US biotech Alexion is an “unexpected target” for AstraZeneca, but could also be a “canny one”, says Lex in the Financial Times. While the British company is paying a 45% premium for a business that “does not obviously fit with its own portfolio”, the premium “is not high by biotech standards”. The additional debt “is likely to be paid off within three years, thanks to Alexion’s strong cash flow”. The deal brings around $500m of synergies and the technology developed by Alexion complements AstraZeneca’s skills, as it can be applied to more than rare diseases. Meanwhile, Alexion’s expertise in the “fast-growing” rare disease market could “increase the uptake of niche discoveries”.
A bidding war?
The fact that Alexion was trading at just ten times earnings means that even with the premium the deal looks “like a winner”, says Charley Grant in The Wall Street Journal. Still, AstraZeneca’s shareholders “shouldn’t count on that extra dividend boost just yet”, as there is “no shortage of large companies with long-term growth challenges but fat wallets”. As a result, there is a chance that AstraZeneca could end up being sucked into a bidding war, making the takeover much less attractive. CEO Pascal Soriot’s “megadeal” marks a “stunning turnaround” for a business that only six years ago “faced extinction” from a hostile takeover by Pfizer, says Jim Armitage in the Evening Standard. The deal would have “deprived the world of one of the two Covid-19 vaccines the predator and prey have now independently developed” and would also have “stolen from shareholders the 87% rise in AstraZeneca’s share price Soriot has overseen since”. So many UK firms have been “bought on the cheap by foreign predators”; we should welcome this “turning of the tables”.

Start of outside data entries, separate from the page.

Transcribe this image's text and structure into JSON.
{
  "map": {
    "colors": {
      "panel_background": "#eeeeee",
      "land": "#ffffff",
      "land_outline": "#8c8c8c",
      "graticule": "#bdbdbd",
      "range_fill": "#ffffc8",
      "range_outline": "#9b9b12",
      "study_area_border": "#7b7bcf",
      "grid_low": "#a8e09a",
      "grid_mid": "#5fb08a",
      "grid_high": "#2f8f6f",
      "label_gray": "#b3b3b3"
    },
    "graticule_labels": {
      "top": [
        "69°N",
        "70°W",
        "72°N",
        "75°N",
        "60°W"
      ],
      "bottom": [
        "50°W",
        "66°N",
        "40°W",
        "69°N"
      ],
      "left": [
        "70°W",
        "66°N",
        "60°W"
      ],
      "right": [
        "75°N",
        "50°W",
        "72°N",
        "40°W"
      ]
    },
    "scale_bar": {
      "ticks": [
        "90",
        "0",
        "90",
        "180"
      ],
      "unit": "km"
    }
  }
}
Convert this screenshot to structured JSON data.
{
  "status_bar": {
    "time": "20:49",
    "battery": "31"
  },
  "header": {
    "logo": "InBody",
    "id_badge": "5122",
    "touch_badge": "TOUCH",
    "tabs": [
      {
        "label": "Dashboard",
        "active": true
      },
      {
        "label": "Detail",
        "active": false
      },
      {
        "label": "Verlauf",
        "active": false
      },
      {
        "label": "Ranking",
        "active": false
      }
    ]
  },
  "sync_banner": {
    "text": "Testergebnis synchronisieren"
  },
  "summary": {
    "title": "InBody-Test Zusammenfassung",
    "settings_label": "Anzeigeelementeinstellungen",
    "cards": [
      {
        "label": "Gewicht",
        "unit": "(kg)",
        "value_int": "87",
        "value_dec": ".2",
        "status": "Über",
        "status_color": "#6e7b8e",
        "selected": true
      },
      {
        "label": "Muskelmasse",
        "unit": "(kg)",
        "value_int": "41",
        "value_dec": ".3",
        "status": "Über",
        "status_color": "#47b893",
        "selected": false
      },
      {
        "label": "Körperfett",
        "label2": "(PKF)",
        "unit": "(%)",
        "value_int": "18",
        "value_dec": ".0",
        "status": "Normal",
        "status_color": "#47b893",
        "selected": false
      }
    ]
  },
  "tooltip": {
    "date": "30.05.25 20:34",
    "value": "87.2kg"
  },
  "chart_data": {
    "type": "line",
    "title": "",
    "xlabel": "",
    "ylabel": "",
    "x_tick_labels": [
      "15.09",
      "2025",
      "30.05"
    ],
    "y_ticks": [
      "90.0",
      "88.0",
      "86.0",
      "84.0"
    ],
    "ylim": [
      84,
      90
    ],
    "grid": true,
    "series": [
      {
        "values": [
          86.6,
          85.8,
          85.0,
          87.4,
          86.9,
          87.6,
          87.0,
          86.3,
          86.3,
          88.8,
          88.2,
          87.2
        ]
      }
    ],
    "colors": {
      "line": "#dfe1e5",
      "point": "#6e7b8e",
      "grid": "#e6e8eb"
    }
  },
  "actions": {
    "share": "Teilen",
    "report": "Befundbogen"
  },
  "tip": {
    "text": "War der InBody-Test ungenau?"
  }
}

There could be a “wave of deal-making” in the sector next year, says Julia Bradshaw in The Daily Telegraph. Big pharma will be looking “to beef up its pipelines while borrowing remains cheap”; investors will be seeking the sort of “long-term, stable returns” its combination of yield and growth offers, which looks attractive compared with declining industries such as oil and tobacco.